A pesquisa abordou dois aspectos – a questão do suporte mútuo e a de busca de alternativas em relação à medicação. Em relação a essa última questão, ela constatou que uma proporção significativa dos participantes (30%) experimenta os “sintomas” de ouvir vozes, apesar do uso de remédios. Também foi constatado que a forma como cada pessoa lida com essa experiência interfere diretamente no seu cotidiano sem causar necessariamente prejuízos ou dificultar tarefas. Mas há um número significativo de pessoas que sofrem com os aspectos negativos e incapacitantes dessa experiência.

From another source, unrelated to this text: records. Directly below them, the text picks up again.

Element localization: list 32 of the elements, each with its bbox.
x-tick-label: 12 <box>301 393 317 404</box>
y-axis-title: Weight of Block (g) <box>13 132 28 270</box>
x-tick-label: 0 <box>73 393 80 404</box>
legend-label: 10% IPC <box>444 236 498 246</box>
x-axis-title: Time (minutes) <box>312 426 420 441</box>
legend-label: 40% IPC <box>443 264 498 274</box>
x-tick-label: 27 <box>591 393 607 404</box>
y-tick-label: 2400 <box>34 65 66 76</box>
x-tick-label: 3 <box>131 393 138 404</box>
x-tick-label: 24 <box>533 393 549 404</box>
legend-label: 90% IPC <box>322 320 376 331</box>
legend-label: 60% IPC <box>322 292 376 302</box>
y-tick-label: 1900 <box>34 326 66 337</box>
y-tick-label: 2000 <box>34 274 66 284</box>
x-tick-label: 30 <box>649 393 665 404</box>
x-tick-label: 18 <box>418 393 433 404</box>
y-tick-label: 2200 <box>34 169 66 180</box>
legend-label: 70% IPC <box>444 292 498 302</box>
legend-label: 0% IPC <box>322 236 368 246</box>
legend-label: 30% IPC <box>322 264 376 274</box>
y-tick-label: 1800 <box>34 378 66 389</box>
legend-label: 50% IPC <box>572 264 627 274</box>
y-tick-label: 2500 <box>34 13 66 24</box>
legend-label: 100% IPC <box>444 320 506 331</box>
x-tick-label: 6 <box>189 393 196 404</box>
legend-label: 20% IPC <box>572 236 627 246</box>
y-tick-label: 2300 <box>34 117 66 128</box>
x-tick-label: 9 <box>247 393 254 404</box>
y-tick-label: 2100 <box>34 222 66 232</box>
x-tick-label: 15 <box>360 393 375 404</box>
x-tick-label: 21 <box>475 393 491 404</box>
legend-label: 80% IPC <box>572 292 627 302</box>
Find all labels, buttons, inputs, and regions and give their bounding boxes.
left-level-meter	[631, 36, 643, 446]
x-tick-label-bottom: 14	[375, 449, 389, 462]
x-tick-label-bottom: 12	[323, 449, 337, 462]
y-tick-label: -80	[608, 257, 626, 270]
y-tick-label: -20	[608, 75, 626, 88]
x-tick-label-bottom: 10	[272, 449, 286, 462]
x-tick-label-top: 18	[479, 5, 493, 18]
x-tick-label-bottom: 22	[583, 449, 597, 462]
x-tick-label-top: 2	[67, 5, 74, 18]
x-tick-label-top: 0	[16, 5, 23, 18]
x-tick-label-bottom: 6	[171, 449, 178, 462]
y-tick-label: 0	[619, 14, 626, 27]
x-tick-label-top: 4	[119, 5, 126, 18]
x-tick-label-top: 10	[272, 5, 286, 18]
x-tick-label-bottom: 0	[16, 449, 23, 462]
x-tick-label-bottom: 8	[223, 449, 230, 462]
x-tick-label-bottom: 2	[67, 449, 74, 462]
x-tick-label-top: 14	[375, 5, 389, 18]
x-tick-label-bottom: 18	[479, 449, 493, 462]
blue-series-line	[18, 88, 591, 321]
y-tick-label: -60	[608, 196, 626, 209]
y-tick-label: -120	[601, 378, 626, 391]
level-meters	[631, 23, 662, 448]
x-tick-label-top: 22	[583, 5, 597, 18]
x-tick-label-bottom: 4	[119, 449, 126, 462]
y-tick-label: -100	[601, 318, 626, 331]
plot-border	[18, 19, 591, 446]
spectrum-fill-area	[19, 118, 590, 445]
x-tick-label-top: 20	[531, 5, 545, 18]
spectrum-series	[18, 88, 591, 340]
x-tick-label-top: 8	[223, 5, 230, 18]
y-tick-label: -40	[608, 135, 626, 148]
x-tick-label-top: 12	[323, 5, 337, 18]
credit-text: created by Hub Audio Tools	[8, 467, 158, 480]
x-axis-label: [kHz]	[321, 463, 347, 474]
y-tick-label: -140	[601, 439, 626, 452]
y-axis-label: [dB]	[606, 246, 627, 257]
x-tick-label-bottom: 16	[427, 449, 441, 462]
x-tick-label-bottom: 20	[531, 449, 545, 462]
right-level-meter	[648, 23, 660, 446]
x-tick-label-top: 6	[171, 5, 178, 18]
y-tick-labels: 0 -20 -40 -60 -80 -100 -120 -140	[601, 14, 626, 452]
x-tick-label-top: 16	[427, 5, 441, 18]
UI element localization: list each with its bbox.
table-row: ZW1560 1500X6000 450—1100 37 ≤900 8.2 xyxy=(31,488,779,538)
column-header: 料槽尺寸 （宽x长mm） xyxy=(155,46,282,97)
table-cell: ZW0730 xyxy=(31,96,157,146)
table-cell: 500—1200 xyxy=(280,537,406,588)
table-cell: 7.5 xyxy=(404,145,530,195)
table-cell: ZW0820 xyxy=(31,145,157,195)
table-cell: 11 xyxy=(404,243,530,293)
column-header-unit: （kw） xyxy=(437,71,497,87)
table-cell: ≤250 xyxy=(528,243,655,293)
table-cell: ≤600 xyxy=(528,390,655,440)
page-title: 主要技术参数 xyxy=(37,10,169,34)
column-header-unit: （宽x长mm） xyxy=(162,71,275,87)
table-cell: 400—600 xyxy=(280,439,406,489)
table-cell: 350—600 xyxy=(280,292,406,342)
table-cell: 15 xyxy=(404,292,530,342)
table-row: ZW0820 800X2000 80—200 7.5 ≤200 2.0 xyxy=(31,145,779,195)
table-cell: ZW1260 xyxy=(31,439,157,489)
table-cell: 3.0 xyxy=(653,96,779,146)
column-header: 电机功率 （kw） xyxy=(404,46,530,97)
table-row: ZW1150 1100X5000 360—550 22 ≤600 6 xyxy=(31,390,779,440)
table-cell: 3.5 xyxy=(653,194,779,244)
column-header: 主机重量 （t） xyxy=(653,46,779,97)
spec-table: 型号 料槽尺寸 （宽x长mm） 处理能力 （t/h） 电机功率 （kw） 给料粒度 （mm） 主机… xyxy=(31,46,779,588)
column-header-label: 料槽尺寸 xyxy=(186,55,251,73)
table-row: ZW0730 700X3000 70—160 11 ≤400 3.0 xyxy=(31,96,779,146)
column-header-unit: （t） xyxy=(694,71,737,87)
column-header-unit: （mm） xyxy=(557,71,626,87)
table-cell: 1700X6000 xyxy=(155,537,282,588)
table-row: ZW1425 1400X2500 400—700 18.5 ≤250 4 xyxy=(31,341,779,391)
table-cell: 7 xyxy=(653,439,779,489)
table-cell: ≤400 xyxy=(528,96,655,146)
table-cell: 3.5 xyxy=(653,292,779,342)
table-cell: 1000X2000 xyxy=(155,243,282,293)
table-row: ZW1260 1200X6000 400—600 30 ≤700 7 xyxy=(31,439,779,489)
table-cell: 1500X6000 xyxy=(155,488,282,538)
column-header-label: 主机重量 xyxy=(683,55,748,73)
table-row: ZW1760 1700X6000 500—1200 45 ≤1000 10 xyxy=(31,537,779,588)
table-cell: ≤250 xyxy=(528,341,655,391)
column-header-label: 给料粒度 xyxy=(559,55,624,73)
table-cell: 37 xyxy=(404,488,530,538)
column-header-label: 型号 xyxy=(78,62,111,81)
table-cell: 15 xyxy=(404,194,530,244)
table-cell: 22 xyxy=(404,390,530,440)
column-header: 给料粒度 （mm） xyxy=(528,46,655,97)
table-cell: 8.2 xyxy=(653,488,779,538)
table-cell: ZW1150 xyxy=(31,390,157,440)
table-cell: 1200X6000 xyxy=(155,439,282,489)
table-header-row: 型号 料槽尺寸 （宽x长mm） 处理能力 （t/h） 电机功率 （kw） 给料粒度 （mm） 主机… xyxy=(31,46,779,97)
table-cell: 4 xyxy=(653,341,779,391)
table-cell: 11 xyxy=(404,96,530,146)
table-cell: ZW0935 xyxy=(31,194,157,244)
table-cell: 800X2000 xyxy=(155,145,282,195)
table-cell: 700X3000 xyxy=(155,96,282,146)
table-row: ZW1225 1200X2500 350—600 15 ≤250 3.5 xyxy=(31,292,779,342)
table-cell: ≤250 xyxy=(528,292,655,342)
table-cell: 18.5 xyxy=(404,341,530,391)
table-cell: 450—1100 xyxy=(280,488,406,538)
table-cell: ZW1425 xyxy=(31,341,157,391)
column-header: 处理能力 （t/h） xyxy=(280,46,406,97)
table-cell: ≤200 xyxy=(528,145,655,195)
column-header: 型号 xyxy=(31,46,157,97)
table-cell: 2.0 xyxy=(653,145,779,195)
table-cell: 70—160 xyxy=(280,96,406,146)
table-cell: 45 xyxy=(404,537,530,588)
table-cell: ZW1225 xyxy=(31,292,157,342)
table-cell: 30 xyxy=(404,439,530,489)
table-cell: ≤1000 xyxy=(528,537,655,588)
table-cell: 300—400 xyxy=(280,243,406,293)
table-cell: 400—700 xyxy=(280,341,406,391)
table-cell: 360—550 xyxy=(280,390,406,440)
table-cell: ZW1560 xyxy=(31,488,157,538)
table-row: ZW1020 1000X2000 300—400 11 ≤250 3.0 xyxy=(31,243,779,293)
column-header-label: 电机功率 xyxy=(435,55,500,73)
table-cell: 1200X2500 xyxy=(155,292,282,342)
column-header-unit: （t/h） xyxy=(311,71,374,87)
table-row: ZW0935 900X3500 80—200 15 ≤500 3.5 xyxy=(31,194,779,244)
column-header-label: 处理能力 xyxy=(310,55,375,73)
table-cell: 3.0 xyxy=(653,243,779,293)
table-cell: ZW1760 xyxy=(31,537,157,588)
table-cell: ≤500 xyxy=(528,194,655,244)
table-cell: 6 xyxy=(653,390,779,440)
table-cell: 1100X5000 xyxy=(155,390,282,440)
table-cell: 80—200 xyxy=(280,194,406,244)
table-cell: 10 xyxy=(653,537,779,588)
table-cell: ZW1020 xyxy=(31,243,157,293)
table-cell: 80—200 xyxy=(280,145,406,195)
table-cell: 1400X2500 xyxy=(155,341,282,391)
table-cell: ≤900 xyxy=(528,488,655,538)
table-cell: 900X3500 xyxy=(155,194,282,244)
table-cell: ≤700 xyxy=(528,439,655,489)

Para ler os artigo, acesse:
BARROS, Octávia Cristina; SERPA JUNIOR, Octavio Domont de.Ouvir vozes: um estudo sobre a troca de experiências em ambiente virtual.Interface (Botucatu) [online]. 2014, vol.18, n.50 [citado 2014-10-23], pp. 557-569. Disponível em: <http://www.scielo.br/scielo.php?script=sci_arttext&pid=S1414-32832014000300557&lng=pt&nrm=iso>. ISSN 1807-5762. http://dx.doi.org/10.1590/1807-57622013.0680.
Link relacionado:
Interface – Comunicação, Saúde, Educação – <http://www.scielo.br/icse/>
Octavio Domont de Serpa Júnior é médico com especialização em Psiquiatria pela Universidade Federal do Rio de Janeiro (UFRJ), com mestrado e doutorado em Psiquiatria, Psicanálise e Saúde Mental pela UFRJ, e pós-doutorado no Centre de Recherche en Épistémologie Appliquée/École Polytechnique. Atualmente é professor-adjunto da UFRJ, onde coordena o Laboratório de Estudos e Pesquisas em Psicopatologia e Subjetividade. Tem experiência em ensino e pesquisa nas áreas de Psicologia, Saúde Mental e Psiquiatria, com ênfase em Psicopatologia, atuando principalmente nos temas de psiquiatria, psicopatologia, subjetividade, metodologias da primeira pessoa, narrativas, alucinação auditiva verbal, esquizofrenia, fenomenologia, filosofia da mente, psicanálise e história da psiquiatria.